Ответа не последовало. Марго Кент, потупившись, вышла следом за матерью.
Иннес захлопнул дверь, глубоко вздохнул, вернулся в комнату и с размаху пнул корзину для бумаг, вывалив содержимое на пол.
— Это, — сказал он будто бы про себя, — моя жена. Мое сокровище. Любо-дорого посмотреть, да? — Он налетел на стену, ударил по ней кулаком раз, другой. Лекси наблюдала в растерянности.
Иннес потряс рукой, подвигал пальцами.
— Ох, — удивленно простонал он, — черт!
Лекси подошла и принялась разминать его руку.
— Идиот, — сказала она.
Здоровой рукой Иннес притянул ее к себе.
— Почему идиот? Потому что по стене шарахнул? — прошептал он, уткнувшись ей в макушку. — Или потому что женился на этой фурии?

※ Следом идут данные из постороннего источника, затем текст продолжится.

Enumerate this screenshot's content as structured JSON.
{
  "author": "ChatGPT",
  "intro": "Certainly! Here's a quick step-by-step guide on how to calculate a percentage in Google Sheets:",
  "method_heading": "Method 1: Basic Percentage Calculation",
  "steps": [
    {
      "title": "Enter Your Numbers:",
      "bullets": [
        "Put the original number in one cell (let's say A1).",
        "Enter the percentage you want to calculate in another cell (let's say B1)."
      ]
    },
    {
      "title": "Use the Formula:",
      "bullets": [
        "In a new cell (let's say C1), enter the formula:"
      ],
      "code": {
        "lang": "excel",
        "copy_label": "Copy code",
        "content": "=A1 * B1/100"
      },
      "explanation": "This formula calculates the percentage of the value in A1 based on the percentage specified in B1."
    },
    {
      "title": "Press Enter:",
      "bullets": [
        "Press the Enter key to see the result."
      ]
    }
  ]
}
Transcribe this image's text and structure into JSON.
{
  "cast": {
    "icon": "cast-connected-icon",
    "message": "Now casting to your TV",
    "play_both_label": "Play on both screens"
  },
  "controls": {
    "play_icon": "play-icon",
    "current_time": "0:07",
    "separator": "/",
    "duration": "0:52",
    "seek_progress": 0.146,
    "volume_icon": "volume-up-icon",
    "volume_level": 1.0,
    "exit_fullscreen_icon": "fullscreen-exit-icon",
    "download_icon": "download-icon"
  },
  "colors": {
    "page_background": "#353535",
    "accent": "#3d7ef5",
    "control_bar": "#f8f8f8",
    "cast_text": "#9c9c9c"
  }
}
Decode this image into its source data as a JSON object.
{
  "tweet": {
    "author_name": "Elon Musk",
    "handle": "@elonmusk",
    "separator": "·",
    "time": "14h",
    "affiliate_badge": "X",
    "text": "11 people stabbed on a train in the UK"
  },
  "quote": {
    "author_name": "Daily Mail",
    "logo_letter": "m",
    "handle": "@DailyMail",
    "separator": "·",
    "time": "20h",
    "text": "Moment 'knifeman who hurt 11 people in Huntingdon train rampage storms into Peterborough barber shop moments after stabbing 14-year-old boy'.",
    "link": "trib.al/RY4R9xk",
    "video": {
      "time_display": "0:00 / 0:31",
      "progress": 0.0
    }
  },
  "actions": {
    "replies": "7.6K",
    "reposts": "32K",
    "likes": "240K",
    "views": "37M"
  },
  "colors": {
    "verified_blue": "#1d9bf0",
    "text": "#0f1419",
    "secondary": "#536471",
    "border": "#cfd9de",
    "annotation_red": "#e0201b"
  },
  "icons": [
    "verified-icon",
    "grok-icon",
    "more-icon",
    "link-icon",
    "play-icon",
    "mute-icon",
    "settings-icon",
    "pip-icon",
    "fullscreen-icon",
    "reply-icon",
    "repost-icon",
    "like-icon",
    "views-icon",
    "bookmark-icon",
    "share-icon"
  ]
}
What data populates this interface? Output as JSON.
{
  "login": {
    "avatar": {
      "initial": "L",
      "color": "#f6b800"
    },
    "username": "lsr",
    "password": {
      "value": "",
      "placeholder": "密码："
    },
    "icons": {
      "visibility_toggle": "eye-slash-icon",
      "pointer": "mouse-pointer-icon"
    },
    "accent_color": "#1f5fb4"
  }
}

— И то и другое, — ответила Лекси. — Все сразу.
Иннес коротко обнял ее.
— Черт, — сказал он, — после такого тянет выпить. Что скажешь?
— Гм… — нахмурилась Лекси, — не рановато ли…
— Верно. Ну и к черту! Где-нибудь уже открыто?
— Нет, то есть…
— Который час? — Иннес глянул на часы, порылся в карманах. — «Карета и лошади»? Нет, в другой раз. Сунемся во «Французский паб». Согласна? К черту! — Он схватил Лекси за руку, распахнул дверь. — Пошли!
Они двинулись по Бэйтон-стрит, но в самом конце, на углу Дин-стрит, Иннес остановился, пошарил в карманах, ища сигарету.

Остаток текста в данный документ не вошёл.